A. baumannii — classified as a critical priority in the World Health Organization (WHO) Bacterial Priority Pathogens List (BPPL) 2024 — is a superbug that causes potentially life-threatening infections such as pneumonia, meningitis, and sepsis, and urinary tract, blood, and wound infections, especially among individuals with compromised immune systems. This bacterium is often resistant to multiple drugs, leaving few or no effective treatments.
 
“Our research has revealed that the interactions between phage and bacterium are much more complex than initially expected, and a better understanding of these interactions is key to using phages to fight bacterial infections,” says Liang Cui, principal research scientist at SMART AMR and co-corresponding author of the paper.“Leveraging a highly sensitive analytical platform capable of detecting and identifying novel phage DNA modifications developed at SMART, we have been able to uncover a number of novel phage DNA modification systems, and the findings in this publication are our most recent discoveries. We look forward to further studying how these tools and knowledge could help to better develop phage therapeutics against bacterial infections.”
 
“Understanding the cellular processes, where phages modify their DNA to defend themselves from bacteria, will allow the development of more-effective phage therapeutics against antibiotic-resistant pathogens,” says Professor Peter Fineran, molecular microbiologist and head of the Phage-host interactions (Phi) laboratory at the University of Otago, and co-corresponding author of the paper. “Through this work, we have also established methods capable of genetically engineering these phages with DNA modifications, which will help in their future development as therapeutics. It is exciting how much biological innovation the phage-bacterial “arms race” has yielded, and our research is regularly gaining insight into this incredible diversity that can then be harnessed in biotechnological applications. It was fantastic to work with the excellent team at SMART.”
 
This groundbreaking discovery enhances the field of phage therapy, enabling the development of more effective treatments against antibiotic-resistant pathogens.
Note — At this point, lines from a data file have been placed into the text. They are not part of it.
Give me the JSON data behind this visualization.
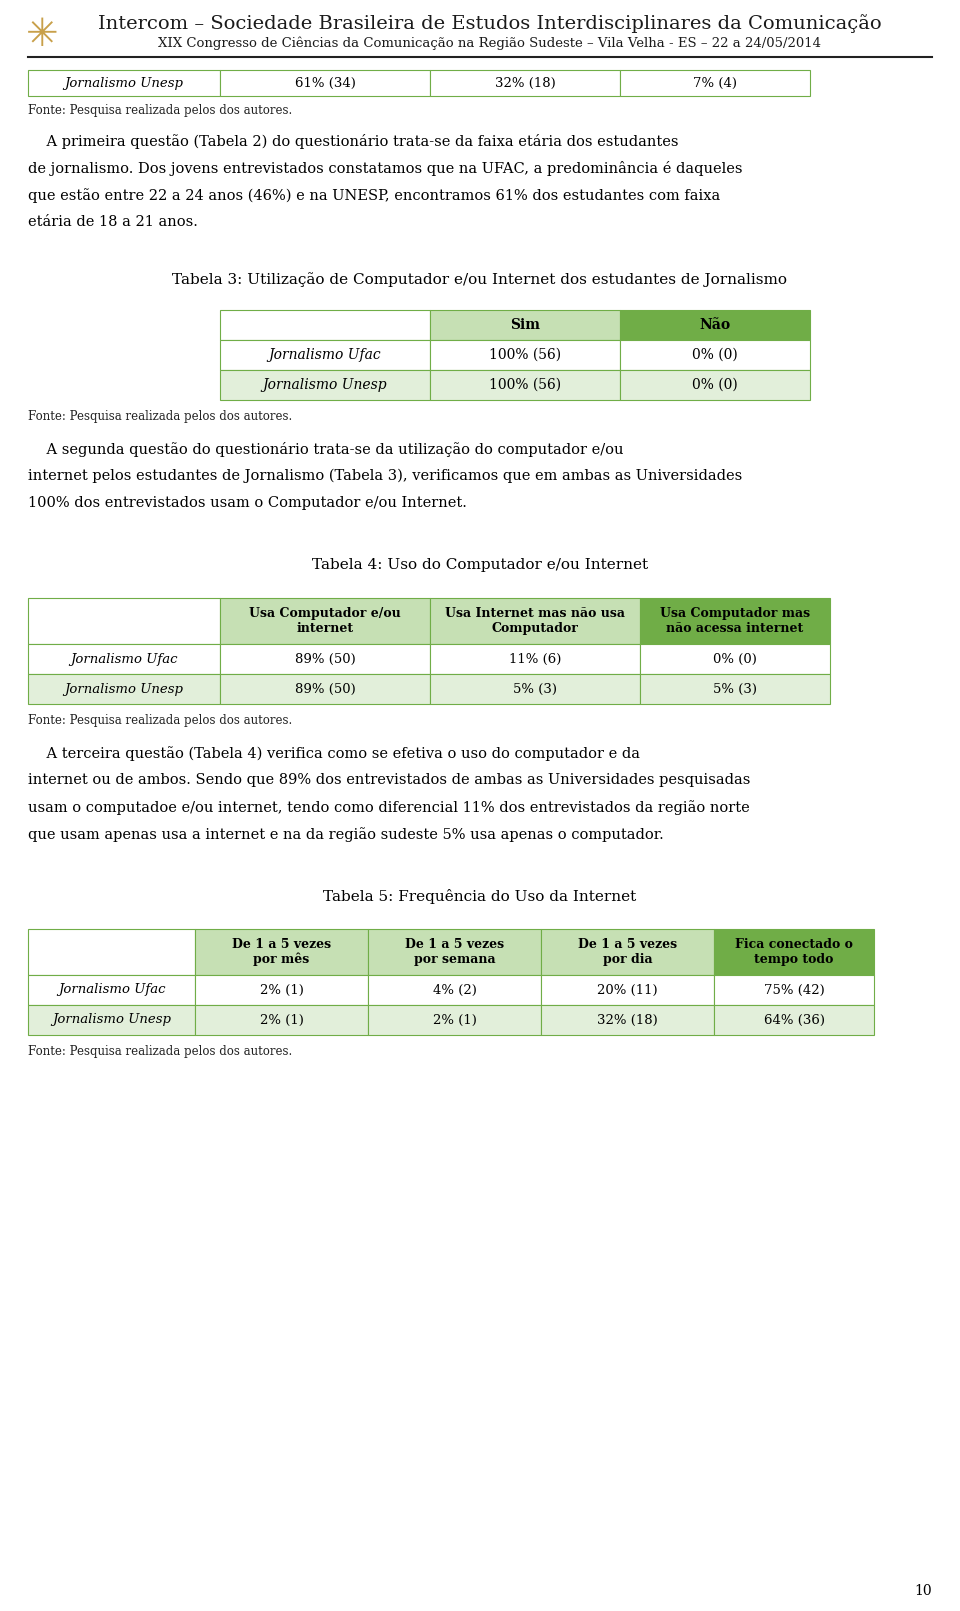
{
  "page_width": 9.6,
  "page_height": 16.11,
  "bg_color": "#ffffff",
  "header_title": "Intercom – Sociedade Brasileira de Estudos Interdisciplinares da Comunicação",
  "header_subtitle": "XIX Congresso de Ciências da Comunicação na Região Sudeste – Vila Velha - ES – 22 a 24/05/2014",
  "header_logo_color": "#c8a04a",
  "top_fonte": "Fonte: Pesquisa realizada pelos dos autores.",
  "tabela3_title": "Tabela 3: Utilização de Computador e/ou Internet dos estudantes de Jornalismo",
  "tabela3_header": [
    "",
    "Sim",
    "Não"
  ],
  "tabela3_rows": [
    [
      "Jornalismo Ufac",
      "100% (56)",
      "0% (0)"
    ],
    [
      "Jornalismo Unesp",
      "100% (56)",
      "0% (0)"
    ]
  ],
  "tabela3_header_bg": [
    "#ffffff",
    "#c6e0b4",
    "#70ad47"
  ],
  "tabela3_row1_bg": [
    "#ffffff",
    "#ffffff",
    "#ffffff"
  ],
  "tabela3_row2_bg": [
    "#e2efda",
    "#e2efda",
    "#e2efda"
  ],
  "fonte3": "Fonte: Pesquisa realizada pelos dos autores.",
  "tabela4_title": "Tabela 4: Uso do Computador e/ou Internet",
  "tabela4_header": [
    "",
    "Usa Computador e/ou\ninternet",
    "Usa Internet mas não usa\nComputador",
    "Usa Computador mas\nnão acessa internet"
  ],
  "tabela4_rows": [
    [
      "Jornalismo Ufac",
      "89% (50)",
      "11% (6)",
      "0% (0)"
    ],
    [
      "Jornalismo Unesp",
      "89% (50)",
      "5% (3)",
      "5% (3)"
    ]
  ],
  "tabela4_header_bg": [
    "#ffffff",
    "#c6e0b4",
    "#c6e0b4",
    "#70ad47"
  ],
  "tabela4_row1_bg": [
    "#ffffff",
    "#ffffff",
    "#ffffff",
    "#ffffff"
  ],
  "tabela4_row2_bg": [
    "#e2efda",
    "#e2efda",
    "#e2efda",
    "#e2efda"
  ],
  "fonte4": "Fonte: Pesquisa realizada pelos dos autores.",
  "tabela5_title": "Tabela 5: Frequência do Uso da Internet",
  "tabela5_header": [
    "",
    "De 1 a 5 vezes\npor mês",
    "De 1 a 5 vezes\npor semana",
    "De 1 a 5 vezes\npor dia",
    "Fica conectado o\ntempo todo"
  ],
  "tabela5_rows": [
    [
      "Jornalismo Ufac",
      "2% (1)",
      "4% (2)",
      "20% (11)",
      "75% (42)"
    ],
    [
      "Jornalismo Unesp",
      "2% (1)",
      "2% (1)",
      "32% (18)",
      "64% (36)"
    ]
  ],
  "tabela5_header_bg": [
    "#ffffff",
    "#c6e0b4",
    "#c6e0b4",
    "#c6e0b4",
    "#70ad47"
  ],
  "tabela5_row1_bg": [
    "#ffffff",
    "#ffffff",
    "#ffffff",
    "#ffffff",
    "#ffffff"
  ],
  "tabela5_row2_bg": [
    "#e2efda",
    "#e2efda",
    "#e2efda",
    "#e2efda",
    "#e2efda"
  ],
  "fonte5": "Fonte: Pesquisa realizada pelos dos autores.",
  "page_num": "10",
  "green_dark": "#70ad47",
  "green_light": "#c6e0b4",
  "green_vlight": "#e2efda",
  "border_color": "#70ad47"
}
By demonstrating that natural DNA modifications in phages occur at a much higher rate than previously predicted, the study not only improves the understanding of phage biology, but also revises the fundamental understanding of phage biology, opening up new avenues for discovering other novel phage DNA modification systems.
 
This research was made possible by an interdisciplinary approach, combining the expertise of SMART AMR in analytics with that of its collaborators in informatics, genomics, and molecular biology. Moving forward, the team will focus on exploring the newly discovered diversity of these phage DNA modification systems, which will improve the understanding of the complex interactions between phages and bacteria, and ultimately help combat the growing threat of antimicrobial resistance.

This research conducted at SMART is supported by the National Research Foundation Singapore under its Campus for Research Excellence and Technological Enterprise program, and by the Agilent “Applications and Core Technology University Research” program. The research conducted at University of Otago is supported by the Royal Society of New Zealand and the Tertiary Education Commission New Zealand.